As associadas são constantemente desafiadas a melhorar as suas qualidades técnicas e aprender com as colegas, pois, como afirma uma das associadas do ESS1, “tem um jaleco de botão e gola tal, tem um valor X. Você pode não fazer, mas você sabe que vai ser prejudicado. Então você também faz um esforço para estar fazendo, porque também isso vai te dando mais valor no teu trabalho” (EES1).

A distribuição da renda na costura é pelo que produzem. No corte, como são cinco associadas, através de um pacto entre elas, possuem o mesmo horário e por isso os rendimentos são iguais, independente do corte que cada associada estiver fazendo. Essa forma de organização e de retiradas acontece também na serigrafia, onde os responsáveis pelo setor têm os mesmos horários e rendimentos. E é assim que se organiza a cooperativa EES1.

As retiradas, como chamam os associados, também devem ser comprometidas com os empreendimentos, pois “[...] você não pode ter uma retirada porque tá comprometida com uma nova compra” (EES1), ou seja, os grupos tem o cuidado em não fazer retiradas superiores ao que o grupo pode comportar, mantendo assim o capital de giro e, consequentemente, a sustentabilidade do empreendimento.

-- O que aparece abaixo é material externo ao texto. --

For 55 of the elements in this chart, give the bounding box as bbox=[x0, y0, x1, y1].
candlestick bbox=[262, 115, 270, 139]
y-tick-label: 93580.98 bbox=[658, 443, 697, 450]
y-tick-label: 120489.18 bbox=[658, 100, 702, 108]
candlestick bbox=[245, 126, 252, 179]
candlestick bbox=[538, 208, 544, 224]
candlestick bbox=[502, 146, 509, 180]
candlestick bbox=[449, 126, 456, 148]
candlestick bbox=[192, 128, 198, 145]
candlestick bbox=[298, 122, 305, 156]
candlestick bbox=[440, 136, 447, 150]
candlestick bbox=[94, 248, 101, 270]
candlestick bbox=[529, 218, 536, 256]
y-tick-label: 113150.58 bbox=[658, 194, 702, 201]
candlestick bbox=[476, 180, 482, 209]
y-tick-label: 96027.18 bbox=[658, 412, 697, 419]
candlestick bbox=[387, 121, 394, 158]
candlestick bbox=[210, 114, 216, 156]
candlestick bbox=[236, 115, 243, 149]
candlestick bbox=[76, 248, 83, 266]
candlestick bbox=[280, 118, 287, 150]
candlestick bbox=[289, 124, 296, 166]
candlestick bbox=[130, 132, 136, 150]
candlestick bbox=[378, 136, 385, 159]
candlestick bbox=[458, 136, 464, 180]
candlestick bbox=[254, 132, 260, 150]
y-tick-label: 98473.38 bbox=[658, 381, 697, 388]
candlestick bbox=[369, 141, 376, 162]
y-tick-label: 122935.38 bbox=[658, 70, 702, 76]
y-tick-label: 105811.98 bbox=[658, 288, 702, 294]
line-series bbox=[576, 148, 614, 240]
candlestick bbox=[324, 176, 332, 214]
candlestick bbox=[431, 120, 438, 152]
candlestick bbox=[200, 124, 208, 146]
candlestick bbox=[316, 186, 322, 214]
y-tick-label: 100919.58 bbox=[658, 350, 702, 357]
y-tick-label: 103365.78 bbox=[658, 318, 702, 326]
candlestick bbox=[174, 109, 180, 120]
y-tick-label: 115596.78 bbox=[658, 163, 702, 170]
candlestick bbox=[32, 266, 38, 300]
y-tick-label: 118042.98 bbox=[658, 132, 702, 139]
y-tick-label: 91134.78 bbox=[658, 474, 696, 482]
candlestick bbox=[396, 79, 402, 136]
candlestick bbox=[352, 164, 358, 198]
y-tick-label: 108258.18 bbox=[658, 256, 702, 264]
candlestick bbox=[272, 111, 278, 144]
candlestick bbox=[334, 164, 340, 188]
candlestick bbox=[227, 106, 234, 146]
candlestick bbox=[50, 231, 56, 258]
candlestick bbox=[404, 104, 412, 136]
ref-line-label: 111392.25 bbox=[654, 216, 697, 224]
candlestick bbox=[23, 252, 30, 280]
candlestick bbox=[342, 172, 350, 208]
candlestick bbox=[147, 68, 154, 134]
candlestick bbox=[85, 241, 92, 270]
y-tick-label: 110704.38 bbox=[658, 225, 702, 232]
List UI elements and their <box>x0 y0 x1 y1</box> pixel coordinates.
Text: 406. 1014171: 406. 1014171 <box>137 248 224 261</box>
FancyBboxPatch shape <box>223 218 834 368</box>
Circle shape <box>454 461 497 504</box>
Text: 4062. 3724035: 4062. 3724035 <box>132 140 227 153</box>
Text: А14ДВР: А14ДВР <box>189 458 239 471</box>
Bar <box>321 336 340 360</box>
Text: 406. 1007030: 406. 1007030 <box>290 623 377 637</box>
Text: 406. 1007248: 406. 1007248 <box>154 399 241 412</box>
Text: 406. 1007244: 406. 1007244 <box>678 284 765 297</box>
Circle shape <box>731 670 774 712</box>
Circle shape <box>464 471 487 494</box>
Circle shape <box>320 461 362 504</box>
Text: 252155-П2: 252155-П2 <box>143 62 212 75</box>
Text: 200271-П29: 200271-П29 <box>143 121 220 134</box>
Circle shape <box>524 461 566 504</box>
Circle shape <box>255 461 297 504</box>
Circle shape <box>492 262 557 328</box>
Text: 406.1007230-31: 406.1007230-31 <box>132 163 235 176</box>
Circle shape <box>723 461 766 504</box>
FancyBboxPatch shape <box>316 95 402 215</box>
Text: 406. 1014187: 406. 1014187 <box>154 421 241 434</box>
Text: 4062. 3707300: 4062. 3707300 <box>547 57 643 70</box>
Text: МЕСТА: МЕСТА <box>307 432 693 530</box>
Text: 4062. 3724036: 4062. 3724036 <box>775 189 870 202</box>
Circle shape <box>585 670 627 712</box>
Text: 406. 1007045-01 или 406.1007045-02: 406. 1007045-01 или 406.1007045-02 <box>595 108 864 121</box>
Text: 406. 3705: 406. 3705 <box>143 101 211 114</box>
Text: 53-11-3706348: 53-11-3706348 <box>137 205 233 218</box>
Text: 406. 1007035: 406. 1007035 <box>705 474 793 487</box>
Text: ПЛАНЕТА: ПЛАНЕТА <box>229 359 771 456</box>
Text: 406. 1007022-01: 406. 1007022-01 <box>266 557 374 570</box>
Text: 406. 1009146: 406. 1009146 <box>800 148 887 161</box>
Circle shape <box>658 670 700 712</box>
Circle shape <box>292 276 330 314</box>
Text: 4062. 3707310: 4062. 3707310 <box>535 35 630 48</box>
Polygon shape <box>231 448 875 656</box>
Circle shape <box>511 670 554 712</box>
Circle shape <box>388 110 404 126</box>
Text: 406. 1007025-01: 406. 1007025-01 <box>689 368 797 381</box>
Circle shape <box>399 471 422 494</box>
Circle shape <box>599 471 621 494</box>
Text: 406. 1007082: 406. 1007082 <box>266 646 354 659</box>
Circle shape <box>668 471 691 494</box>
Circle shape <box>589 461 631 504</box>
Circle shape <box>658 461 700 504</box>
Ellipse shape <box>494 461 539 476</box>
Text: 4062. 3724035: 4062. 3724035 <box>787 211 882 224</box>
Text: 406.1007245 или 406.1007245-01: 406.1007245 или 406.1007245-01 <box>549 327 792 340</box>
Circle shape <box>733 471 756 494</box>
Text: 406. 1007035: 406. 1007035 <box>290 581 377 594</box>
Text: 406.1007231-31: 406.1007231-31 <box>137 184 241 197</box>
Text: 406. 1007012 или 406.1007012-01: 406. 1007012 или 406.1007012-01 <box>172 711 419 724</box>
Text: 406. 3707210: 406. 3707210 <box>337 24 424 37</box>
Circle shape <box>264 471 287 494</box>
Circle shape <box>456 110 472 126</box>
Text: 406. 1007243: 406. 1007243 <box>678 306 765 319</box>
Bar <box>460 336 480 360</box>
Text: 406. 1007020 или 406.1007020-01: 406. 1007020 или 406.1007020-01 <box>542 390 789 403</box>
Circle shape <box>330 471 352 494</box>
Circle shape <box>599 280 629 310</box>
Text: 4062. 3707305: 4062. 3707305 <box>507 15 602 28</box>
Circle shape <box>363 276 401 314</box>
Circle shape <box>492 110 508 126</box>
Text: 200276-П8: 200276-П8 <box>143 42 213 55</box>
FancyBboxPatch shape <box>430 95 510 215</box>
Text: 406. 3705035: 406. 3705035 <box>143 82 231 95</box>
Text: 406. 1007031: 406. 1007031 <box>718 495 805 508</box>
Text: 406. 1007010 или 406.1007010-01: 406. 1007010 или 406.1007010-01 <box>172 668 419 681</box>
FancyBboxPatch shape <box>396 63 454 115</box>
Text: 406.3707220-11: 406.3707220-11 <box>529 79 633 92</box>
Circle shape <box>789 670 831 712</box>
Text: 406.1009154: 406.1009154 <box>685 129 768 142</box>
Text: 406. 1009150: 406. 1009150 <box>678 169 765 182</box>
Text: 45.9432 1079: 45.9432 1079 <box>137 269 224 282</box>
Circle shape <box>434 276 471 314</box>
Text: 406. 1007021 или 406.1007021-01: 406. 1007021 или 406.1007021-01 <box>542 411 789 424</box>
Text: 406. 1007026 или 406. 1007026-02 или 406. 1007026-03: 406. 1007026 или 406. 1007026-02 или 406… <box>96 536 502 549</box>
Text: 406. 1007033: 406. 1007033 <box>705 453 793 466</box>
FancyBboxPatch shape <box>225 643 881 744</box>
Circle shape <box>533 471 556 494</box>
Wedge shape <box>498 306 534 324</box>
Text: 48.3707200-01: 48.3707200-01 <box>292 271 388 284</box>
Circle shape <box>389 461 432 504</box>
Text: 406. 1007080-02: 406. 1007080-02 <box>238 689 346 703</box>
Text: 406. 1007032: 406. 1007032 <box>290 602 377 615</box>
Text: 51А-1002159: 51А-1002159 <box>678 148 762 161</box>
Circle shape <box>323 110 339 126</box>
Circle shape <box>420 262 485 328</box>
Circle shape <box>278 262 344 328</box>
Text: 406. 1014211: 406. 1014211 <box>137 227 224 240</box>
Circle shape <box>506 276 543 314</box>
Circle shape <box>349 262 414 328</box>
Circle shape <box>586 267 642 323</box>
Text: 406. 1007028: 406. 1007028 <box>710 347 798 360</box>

Os empreendimentos se organizam da seguinte forma para manter a viabilidade do empreendimento: o EES2, na divisão das sobras, contabiliza uma

parcela como sendo mais um associado, que fica para a cooperativa, como o exemplo citado pela presidenta do grupo: “Sim, todo mês, quanto a gente faz, quando a gente vai dividir, por exemplo, se são dez pessoas que trabalharam ali a gente faz como se fossem onze, aquela décima primeira é a parte da cooperativa (EES2).

Enquanto no EES1, 5% dos rendimentos de cada associado ficam para a cooperativa manter as contas cotidianas desta. Ressalta esse grupo que sempre estão em constante discussão e “no momento que tiver alguém que não tá se sentindo bem com essa forma, vamos parar e vamos conversar porque pode existir uma outra forma” (EES1).

O grupo EES1 tem também outros fundos:

A gente tem um fundo de solidariedade. A gente faz divisão de sobras. Nos últimos três anos a gente tá conseguindo fazer divisão de sobras. A gente valoriza as cotas, então uma parte das sobras vai pras cotas. E tem uns fundos oficiais também, obrigatórios de lei, que é o fundo de educacional. A gente tem também um fundo de formação, criado pela gente, tem um fundo reserva (EES1).

Outro fundo, que demonstra também a solidariedade que existe nesses grupos, é o fundo de representação. Esse grupo, após ganhar destaque no comércio local, estadual e, porque não, nacional, passou a apresentar as suas experiências. Esse fundo foi criado para manter estes associados que vão compartilhar a experiência enquanto trabalhadores solidários e autogestionários. “Alguém convida pra ir lá numa faculdade falar sobre a cooperativa e daí qualquer uma de nós vai. Tem uma ajuda de um fundo que a gente criou pra que quando a pessoa for, ela sair do trabalho, ela não perca o seu tempo de trabalho” (EES1).

Os grupos de Economia Solidária, mesmo enfrentando muitas dificuldades e limitações, conseguem a viabilidade econômica, e dentro dessa viabilidade proporcionam muitas possibilidades a seus associados, fundamental para a sustentabilidade dos próprios grupos.